Obwohl in zehn Tagen die Novel-Food-Verordnung in Kraft tritt, ist noch immer unklar, welche Gentech-Nahrung gekennzeichnet werden muß  ■ Von Wolfgang Löhr

Berlin (taz) – Ab 15. Mai gilt in allen EU-Mitgliedstaaten die neue Novel-Food-Verordnung. Von da ab unterliegen neuartige Lebensmittel einem einheitlichen Genehmigungs- oder Anmeldeverfahren. Auch müssen genmanipulierte Produkte, die in ihrer Zusammensetzung „nicht mehr gleichwertig“ mit herkömmlichen Lebensmitteln sind, für den Verbraucher kenntlich gemacht werden. Doch jetzt schon ist klar, daß die Verbraucher erst einmal vergebens nach einer Gentech-Kennzeichnung suchen werden.

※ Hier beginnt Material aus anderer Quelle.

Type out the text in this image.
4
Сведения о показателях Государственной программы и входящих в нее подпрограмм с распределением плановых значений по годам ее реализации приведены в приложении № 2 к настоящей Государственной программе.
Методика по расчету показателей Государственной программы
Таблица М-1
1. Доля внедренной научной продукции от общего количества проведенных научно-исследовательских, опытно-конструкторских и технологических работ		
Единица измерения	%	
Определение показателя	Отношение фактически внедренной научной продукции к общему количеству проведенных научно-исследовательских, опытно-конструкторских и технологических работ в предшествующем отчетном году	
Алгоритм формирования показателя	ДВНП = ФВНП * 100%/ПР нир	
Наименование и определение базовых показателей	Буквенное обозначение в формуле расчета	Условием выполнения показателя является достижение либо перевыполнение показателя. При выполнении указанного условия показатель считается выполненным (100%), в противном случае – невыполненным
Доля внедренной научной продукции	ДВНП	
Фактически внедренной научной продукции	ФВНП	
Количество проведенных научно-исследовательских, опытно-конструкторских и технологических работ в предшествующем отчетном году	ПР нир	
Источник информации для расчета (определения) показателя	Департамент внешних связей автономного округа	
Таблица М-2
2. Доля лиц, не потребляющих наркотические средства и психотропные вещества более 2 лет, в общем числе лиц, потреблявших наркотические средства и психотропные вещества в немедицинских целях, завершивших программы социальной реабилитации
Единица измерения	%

„Da hat die EU-Kommission, unterstützt von den Mitgliedstaaten, wirklich drei Monate tief geschlafen.“ Christiane Toussaint vom Bund für Lebensmittelrecht und Lebensmittelkunde (BLL), dem Wortführer der Lebensmittelbranche, ist erbost. Es sei weder geklärt, was eigentlich mit „nicht mehr gleichwertig“ gemeint ist, noch wie das überhaupt geprüft werden soll. „Es ist nichts passiert auf Brüsseler Ebene“, meint die BLL-Vertreterin, der es vor allem um klare Vorgaben für die Industrie geht. Sie befürchtet, daß nicht nur die einzelnen EU-Staaten die Novel-Food-Verordnung unterschiedlich auslegen, auch die Bundesländer, die hierzulande für die Kontrolle der Kennzeichnungsvorschrift zuständig sind, könnten unterschiedliche Maßstäbe anlegen. Es ist durchaus möglich, sagt Toussaint, daß einzelne Überwachungsbehörden auch für das schon zugelassene Gentech-Soja und den Mais von Novartis eine Kennzeichnung verlangen.

Für Dagmar Roth-Berendt, die als SPD-Abgeordnete federführend bei der Verabschiedung der Novel-Food-Verordnung beteiligt war, ist ganz klar, daß auch diese Produkte unter die Kennzeichnungspflicht fallen: Andernfalls, so droht sie, „werde ich das vom Gerichtshof klären lassen“.

„Auch mit der Novel-Food- Verordnung bleiben die Gentech- Lebensmittel in Europa inkognito“, urteilt dagegen die Europaabgeordnete der Grünen, Hiltrud Breyer. „Die fehlenden Ausführungsbestimmungen zur Kennzeichnung machen eine praktikable Umsetzung im Sinne des Verbraucherschutzes unmöglich.“ Es sei ja noch nicht einmal geklärt, wie gekennzeichnet werden soll.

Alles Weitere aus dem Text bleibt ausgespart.